Ribavirin has been widely used for antiviral therapy. Unfortunately, ribavirin-induced anemia is often a cause of limiting or interrupting treatment. Our team has observed that dehydroepiandrosterone (DHEA) has a protective effect against in vitro and in vivo ribavirin-induced hemolysis. The aim of this study was to better understand this effect as well as the underlying mechanism(s).

DHEA was able to reduce in vitro intraerythrocytic ATP depletion induced by ribavirin. Only 1% of ATP remained after incubation with ribavirin (2 mM) at 37 °C for 24 h vs. 37% if DHEA (200 μM) was added (p < 0.01). DHEA also helped erythrocytes conserve their size, with a shrinkage of only 10% vs 40% at 24 h with ribavirin alone (p < 0.01), and reduced phosphatidylserine exposure at the outer membrane, i.e. 27% vs 40% at 48 h, (p < 0.05).

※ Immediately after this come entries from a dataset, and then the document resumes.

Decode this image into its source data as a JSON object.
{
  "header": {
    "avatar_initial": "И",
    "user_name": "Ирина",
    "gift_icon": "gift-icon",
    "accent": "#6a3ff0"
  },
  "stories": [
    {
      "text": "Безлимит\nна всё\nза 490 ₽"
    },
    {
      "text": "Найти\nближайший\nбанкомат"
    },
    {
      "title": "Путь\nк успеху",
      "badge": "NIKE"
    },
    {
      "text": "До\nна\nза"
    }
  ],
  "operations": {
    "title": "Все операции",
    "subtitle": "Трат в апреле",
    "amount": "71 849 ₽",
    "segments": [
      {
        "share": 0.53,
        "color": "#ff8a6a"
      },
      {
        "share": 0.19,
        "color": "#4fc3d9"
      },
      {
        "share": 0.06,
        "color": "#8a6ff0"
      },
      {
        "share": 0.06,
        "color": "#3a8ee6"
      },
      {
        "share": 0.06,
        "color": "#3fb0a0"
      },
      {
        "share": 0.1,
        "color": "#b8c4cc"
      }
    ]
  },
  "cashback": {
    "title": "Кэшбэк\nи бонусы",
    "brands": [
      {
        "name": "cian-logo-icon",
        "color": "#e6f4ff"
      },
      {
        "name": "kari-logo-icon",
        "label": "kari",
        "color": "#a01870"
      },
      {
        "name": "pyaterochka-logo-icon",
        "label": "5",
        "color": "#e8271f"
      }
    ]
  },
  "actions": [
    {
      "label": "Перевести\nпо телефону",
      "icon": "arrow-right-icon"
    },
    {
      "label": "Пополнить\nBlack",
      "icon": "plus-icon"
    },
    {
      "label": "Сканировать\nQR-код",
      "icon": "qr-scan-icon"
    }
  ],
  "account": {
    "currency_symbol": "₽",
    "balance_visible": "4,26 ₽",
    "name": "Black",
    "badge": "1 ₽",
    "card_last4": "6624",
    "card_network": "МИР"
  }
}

DHEA also inhibits ribavirin-induced hemolysis, i.e. 34% vs 46.5% at 72 h (p < 0.01).

DHEA is an inhibitor of glucose-6-phosphate dehydrogenase (G6PD), a key enzyme in the hexose monophosphate shunt connected to the glycolytic pathway which is the only energy supplier of the red blood cell in the form of ATP. We have confirmed this inhibitory effect in the presence of ribavirin. All these observations suggest that ribavirin-induced hemolysis was initiated by ATP depletion, and that the inhibitory effect of DHEA on G6PD was able to rescue enough ATP to limit this hemolysis. This mechanism could be important for improving the therapeutic management of patients treated with ribavirin.

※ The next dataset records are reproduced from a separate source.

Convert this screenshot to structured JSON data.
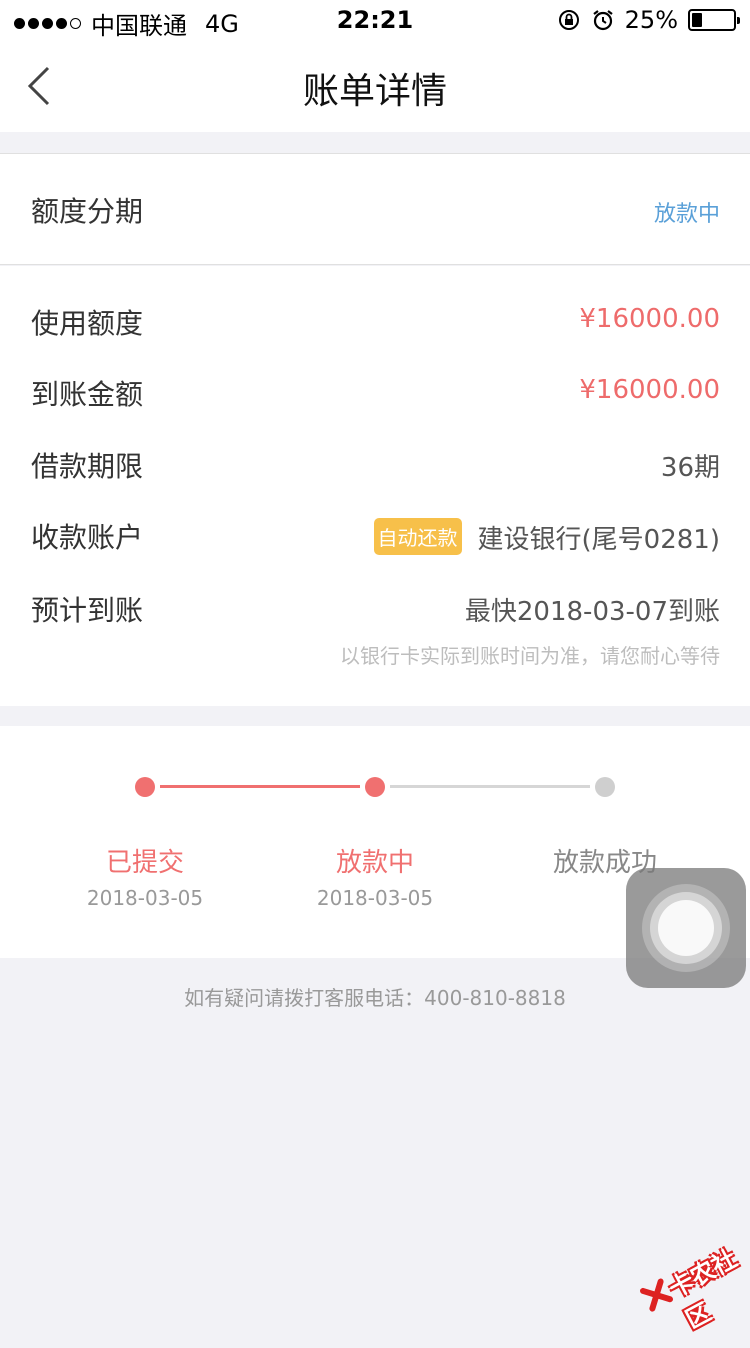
{
  "status_bar": {
    "carrier": "中国联通",
    "network": "4G",
    "time": "22:21",
    "battery_text": "25%",
    "battery_level": 0.25
  },
  "nav": {
    "title": "账单详情"
  },
  "bill_type": {
    "label": "额度分期",
    "status": "放款中"
  },
  "details": {
    "rows": [
      {
        "label": "使用额度",
        "value": "¥16000.00"
      },
      {
        "label": "到账金额",
        "value": "¥16000.00"
      },
      {
        "label": "借款期限",
        "value": "36期"
      },
      {
        "label": "收款账户",
        "badge": "自动还款",
        "value": "建设银行(尾号0281)"
      },
      {
        "label": "预计到账",
        "value": "最快2018-03-07到账"
      }
    ],
    "note": "以银行卡实际到账时间为准，请您耐心等待"
  },
  "progress": {
    "steps": [
      {
        "label": "已提交",
        "date": "2018-03-05"
      },
      {
        "label": "放款中",
        "date": "2018-03-05"
      },
      {
        "label": "放款成功",
        "date": ""
      }
    ]
  },
  "help": {
    "text": "如有疑问请拨打客服电话：400-810-8818"
  },
  "watermark": {
    "text": "卡农社区"
  },
  "colors": {
    "accent_red": "#ee6b6b",
    "status_blue": "#5aa0d8",
    "badge_yellow": "#f7c04a"
  }
}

利巴韦林已被广泛用于抗病毒治疗。不幸的是，利巴韦林引起的贫血通常是限制或中断治疗的原因。我们的小组观察到，脱氢表雄酮（DHEA）对体外和体内利巴韦林诱导的溶血具有保护作用。这项研究的目的是更好地了解这种影响以及潜在的机制。

DHEA能够减少利巴韦林诱导的体外红细胞内ATP消耗。与利巴韦林（2 mM）在37°C下孵育24小时后，仅保留了1％的ATP，而如果添加了DHEA（200μM），则仅保留了37％（p  <0.01）。DHEA还有助于红细胞保持其大小，仅使用利巴韦林时24小时收缩率仅为10％对40％（p  <0.01），并且减少了外膜磷脂酰丝氨酸的暴露，即48小时时27％对40％（（p  ＜0.05）。DHEA还抑制了利巴韦林诱导的溶血，即在72小时时分别为34％和46.5％（p  <0.01）。

DHEA是6-磷酸葡萄糖脱氢酶（G6PD）的抑制剂，G6-PD是己糖单磷酸旁路中与糖酵解途径相连的关键酶，糖酵解途径是ATP形式的红细胞的唯一能量供应者。我们已经证实在存在利巴韦林的情况下具有这种抑制作用。所有这些观察结果表明，利巴韦林诱导的溶血是由ATP耗竭引起的，并且DHEA对G6PD的抑制作用能够挽救足够的ATP以限制这种溶血。该机制对于改善用利巴韦林治疗的患者的治疗管理可能是重要的。